Isso nos mostra a importância de retomar esse assunto, dentro das escolas, das instituições familiares, no campo social e acadêmico. Pois, muito desse tema é visto de modo negativo e nem sempre alcançamos os resultados esperados com adolescentes por superestimar suas capacidades de lidar com problemas e de superar as expectativas desse período. Segundo Gonçalves (2003), alguns programas de TV que abordam esse tema o tratam de forma fútil e superficial, propagando ideias neutralizantes e embasadas no senso comum. Para Bock (2004), é preciso temos a visão de compreende o ser humano como dotado de potencialidades intrínsecas, próprias de sua natureza e a sociedade como os lócus do desenvolvimento dessas potencialidades, contribuindo ou não com a plena realização do seu desenvolvimento.

Portanto é indispensável que a Psicologia aprofunde seus estudos e conhecimentos a cerca desse período do desenvolvimento e nada melhor do que de uma forma diferente e lúdica, baseando-se não apenas em teorias e pontos negativos da adolescência mais também como algo necessário para se alcançar essa maturidade e vida adulta, eles precisam passar por essas adversidades, os adultos precisam ter paciência e compreensão para eles alcançarem o progresso. A série mostra justamente isso, os conflitos e medos da adolescência, porém consegue proporcionar uma visão otimista em relação a essas adversidades, do qual os jovens podem passar por situações problemáticas e com apoio da família, amigos e profissionais (professores, psicólogos, médicos etc.) podem continuar vivendo uma vida agradável.

REFERÊNCIAS

BOCK, A. M. (2004). A perspectiva sócia histórica de Leontiev e a crítica à naturalização da formação do ser humano: a adolescência em questão. Cadernos Cedes, 24 (62), pp. 26-43.

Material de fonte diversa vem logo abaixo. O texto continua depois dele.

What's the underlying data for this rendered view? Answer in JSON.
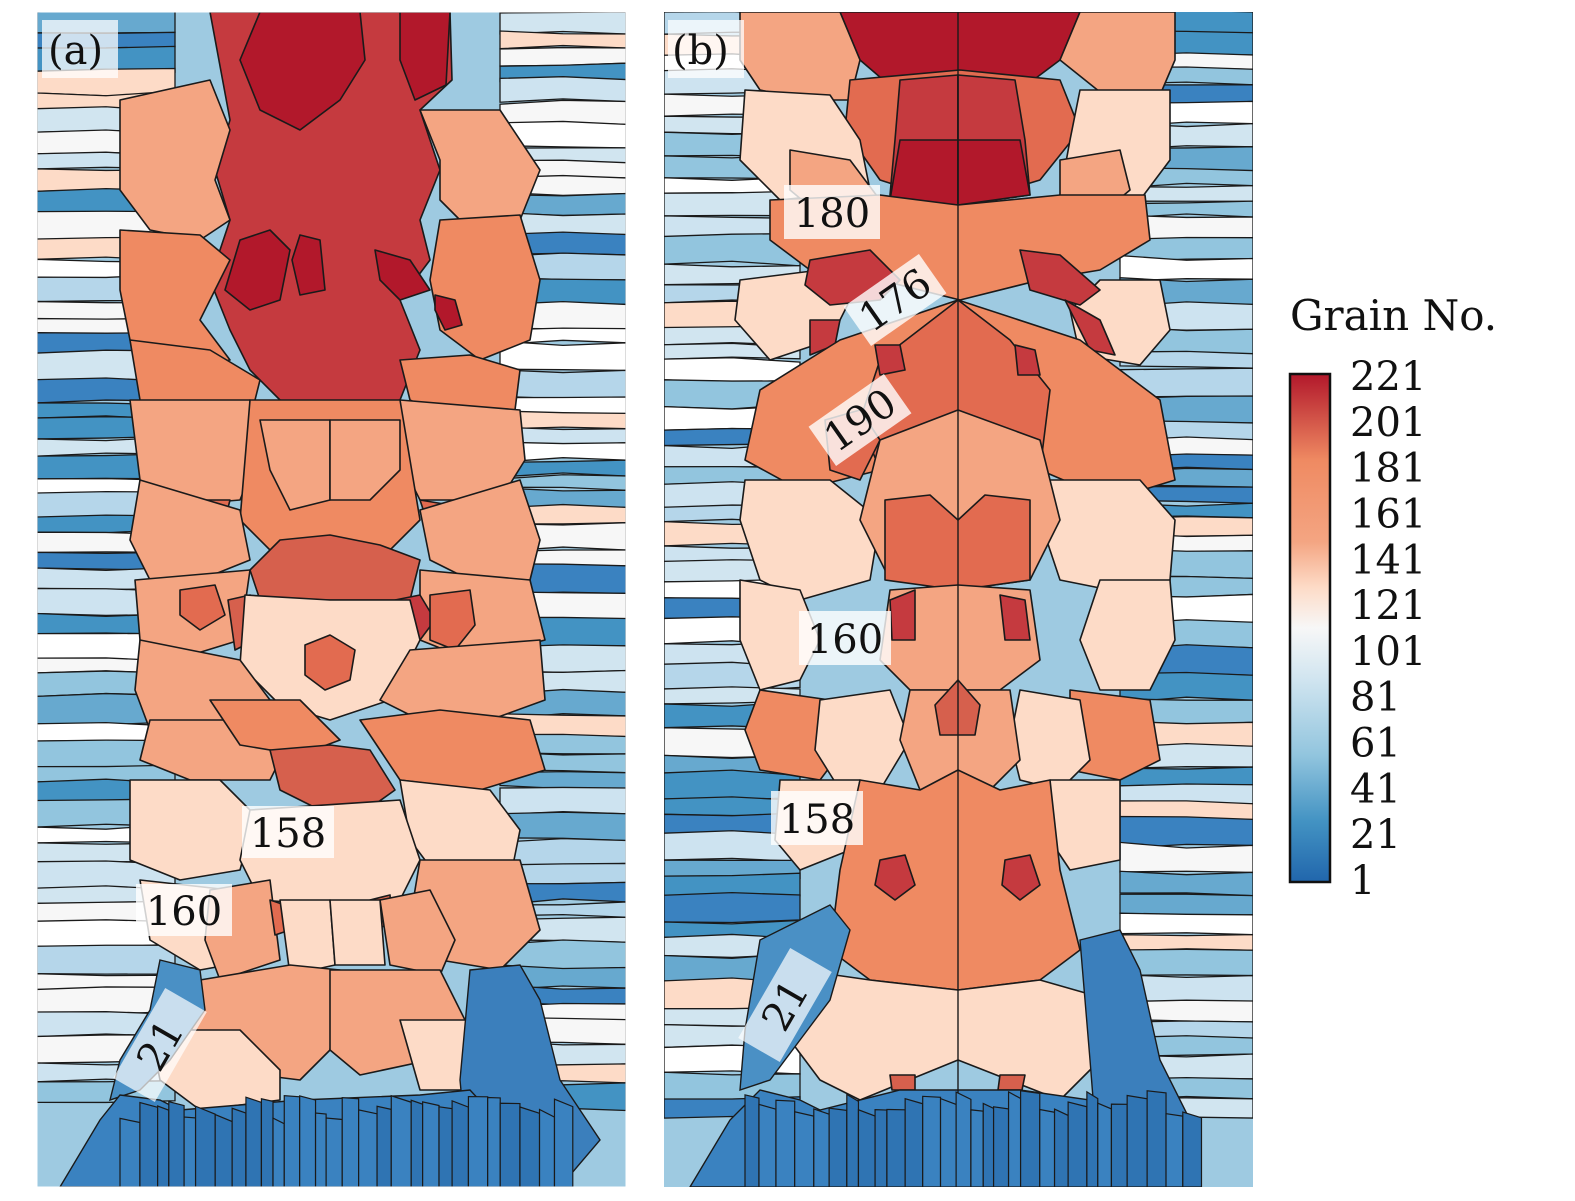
{
  "panels": [
    {
      "id": "a",
      "label": "(a)",
      "annotations": [
        {
          "text": "158",
          "rotate": 0
        },
        {
          "text": "160",
          "rotate": 0
        },
        {
          "text": "21",
          "rotate": -60
        }
      ]
    },
    {
      "id": "b",
      "label": "(b)",
      "annotations": [
        {
          "text": "180",
          "rotate": 0
        },
        {
          "text": "176",
          "rotate": -35
        },
        {
          "text": "190",
          "rotate": -35
        },
        {
          "text": "160",
          "rotate": 0
        },
        {
          "text": "158",
          "rotate": 0
        },
        {
          "text": "21",
          "rotate": -60
        }
      ]
    }
  ],
  "colorbar": {
    "title": "Grain No.",
    "ticks": [
      "221",
      "201",
      "181",
      "161",
      "141",
      "121",
      "101",
      "81",
      "61",
      "41",
      "21",
      "1"
    ],
    "colors": {
      "top": "#b2182b",
      "upper": "#ef8a62",
      "mid_upper": "#fddbc7",
      "mid": "#f7f7f7",
      "mid_lower": "#d1e5f0",
      "lower": "#67a9cf",
      "bottom": "#2166ac"
    }
  }
}
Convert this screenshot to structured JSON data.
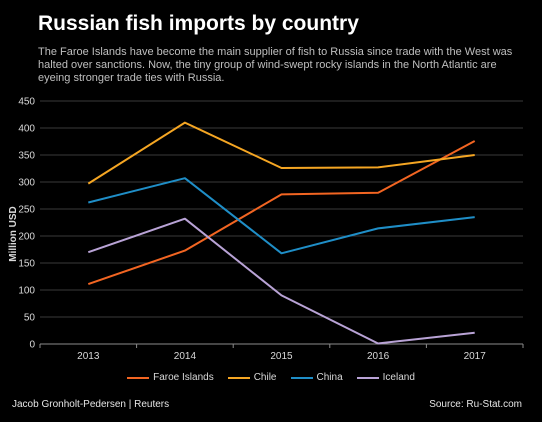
{
  "chart_data": {
    "type": "line",
    "title": "Russian fish imports by country",
    "subtitle": "The Faroe Islands have become the main supplier of fish to Russia since trade with the West was halted over sanctions. Now, the tiny group of wind-swept rocky islands in the North Atlantic are eyeing stronger trade ties with Russia.",
    "ylabel": "Million USD",
    "xlabel": "",
    "categories": [
      "2013",
      "2014",
      "2015",
      "2016",
      "2017"
    ],
    "ylim": [
      0,
      450
    ],
    "yticks": [
      0,
      50,
      100,
      150,
      200,
      250,
      300,
      350,
      400,
      450
    ],
    "grid": true,
    "legend_placement": "bottom",
    "series": [
      {
        "name": "Faroe Islands",
        "color": "#f26522",
        "values": [
          111,
          173,
          277,
          280,
          376
        ]
      },
      {
        "name": "Chile",
        "color": "#f5a623",
        "values": [
          297,
          410,
          326,
          327,
          350
        ]
      },
      {
        "name": "China",
        "color": "#1f8ec7",
        "values": [
          262,
          307,
          168,
          214,
          235
        ]
      },
      {
        "name": "Iceland",
        "color": "#b9a3d6",
        "values": [
          170,
          232,
          90,
          1,
          21
        ]
      }
    ]
  },
  "footer": {
    "credit": "Jacob Gronholt-Pedersen | Reuters",
    "source": "Source: Ru-Stat.com"
  }
}
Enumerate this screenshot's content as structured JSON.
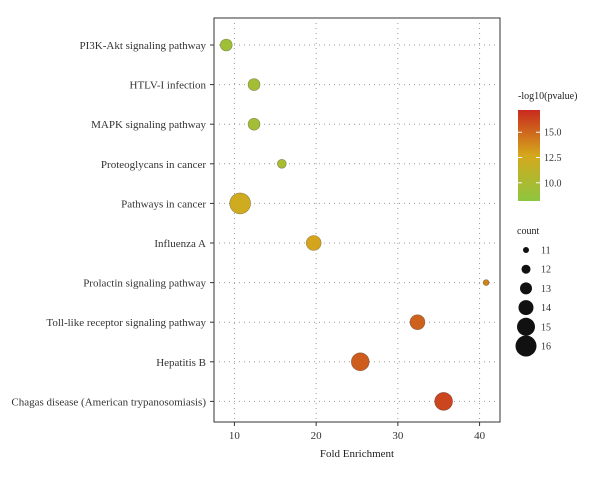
{
  "chart_data": {
    "type": "scatter",
    "title": "",
    "xlabel": "Fold Enrichment",
    "ylabel": "",
    "xlim": [
      7.5,
      42.5
    ],
    "xticks": [
      10,
      20,
      30,
      40
    ],
    "grid": true,
    "categories": [
      "PI3K-Akt signaling pathway",
      "HTLV-I infection",
      "MAPK signaling pathway",
      "Proteoglycans in cancer",
      "Pathways in cancer",
      "Influenza A",
      "Prolactin signaling pathway",
      "Toll-like receptor signaling pathway",
      "Hepatitis B",
      "Chagas disease (American trypanosomiasis)"
    ],
    "points": [
      {
        "category": "PI3K-Akt signaling pathway",
        "fold_enrichment": 9.0,
        "neg_log10_pvalue": 9.3,
        "count": 13
      },
      {
        "category": "HTLV-I infection",
        "fold_enrichment": 12.4,
        "neg_log10_pvalue": 9.6,
        "count": 13
      },
      {
        "category": "MAPK signaling pathway",
        "fold_enrichment": 12.4,
        "neg_log10_pvalue": 9.6,
        "count": 13
      },
      {
        "category": "Proteoglycans in cancer",
        "fold_enrichment": 15.8,
        "neg_log10_pvalue": 9.9,
        "count": 12
      },
      {
        "category": "Pathways in cancer",
        "fold_enrichment": 10.7,
        "neg_log10_pvalue": 12.3,
        "count": 16
      },
      {
        "category": "Influenza A",
        "fold_enrichment": 19.7,
        "neg_log10_pvalue": 12.8,
        "count": 14
      },
      {
        "category": "Prolactin signaling pathway",
        "fold_enrichment": 40.8,
        "neg_log10_pvalue": 14.0,
        "count": 11
      },
      {
        "category": "Toll-like receptor signaling pathway",
        "fold_enrichment": 32.4,
        "neg_log10_pvalue": 15.2,
        "count": 14
      },
      {
        "category": "Hepatitis B",
        "fold_enrichment": 25.4,
        "neg_log10_pvalue": 15.4,
        "count": 15
      },
      {
        "category": "Chagas disease (American trypanosomiasis)",
        "fold_enrichment": 35.6,
        "neg_log10_pvalue": 16.2,
        "count": 15
      }
    ],
    "color_legend": {
      "title": "-log10(pvalue)",
      "min": 8.2,
      "max": 17.2,
      "ticks": [
        10.0,
        12.5,
        15.0
      ],
      "tick_labels": [
        "10.0",
        "12.5",
        "15.0"
      ],
      "colors": [
        "#8dc63f",
        "#d4a81c",
        "#c92a1e"
      ]
    },
    "size_legend": {
      "title": "count",
      "values": [
        11,
        12,
        13,
        14,
        15,
        16
      ],
      "labels": [
        "11",
        "12",
        "13",
        "14",
        "15",
        "16"
      ]
    },
    "legend_position": "right"
  }
}
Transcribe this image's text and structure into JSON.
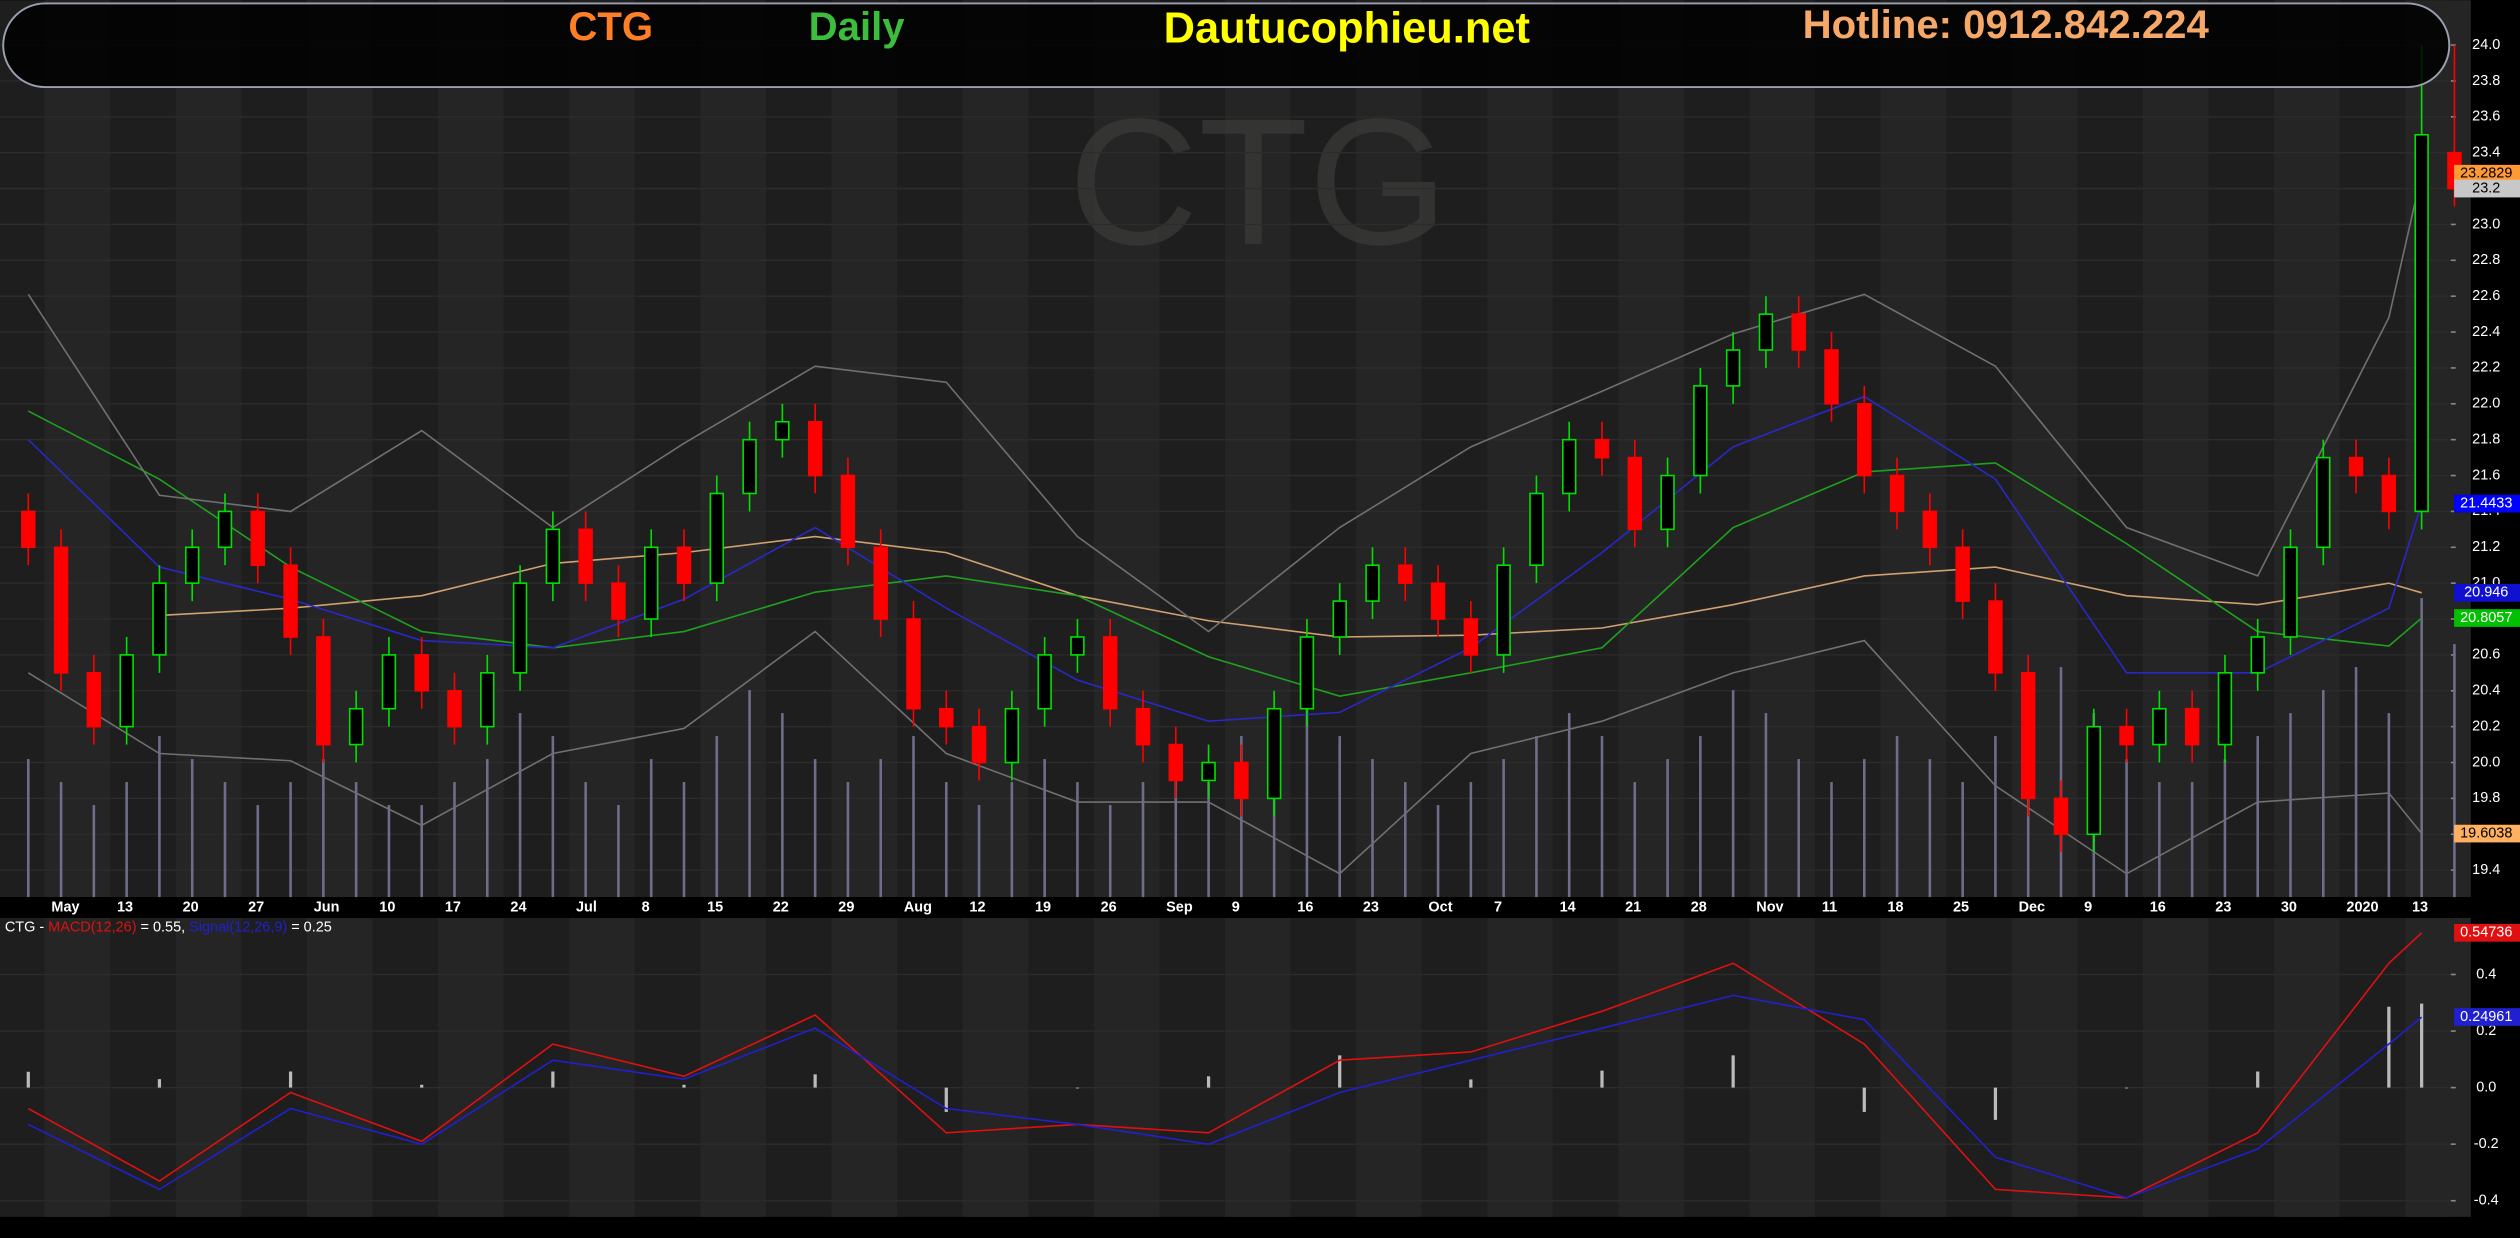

COLL, C.; PALACIOS, J. MARCHESI, A.(orgs.). Desenvolvimento psicológico e educação: psicologia evolutiva. Porto Alegre: Artes Médicas, 1995. v.1.

EISENSTEIN. E. Adolescência: definições, conceitos e critérios. Adolesc Saude. 2005; 2 (2): 6-7.

GONÇALVES, M. G. M. (2003). Concepções de Adolescência Veiculada pela Mídia Televisa: um estudo das produções dirigidas aos jovens. In: Ozella, S. (2003) Adolescência Construídas: a visão da psicologia sócio histórica (pp-41 – 62). São Paulo: Cortez.

TANNER JM. Growth at Adolescence. 2 ed. Oxford: Blackwell, 1962.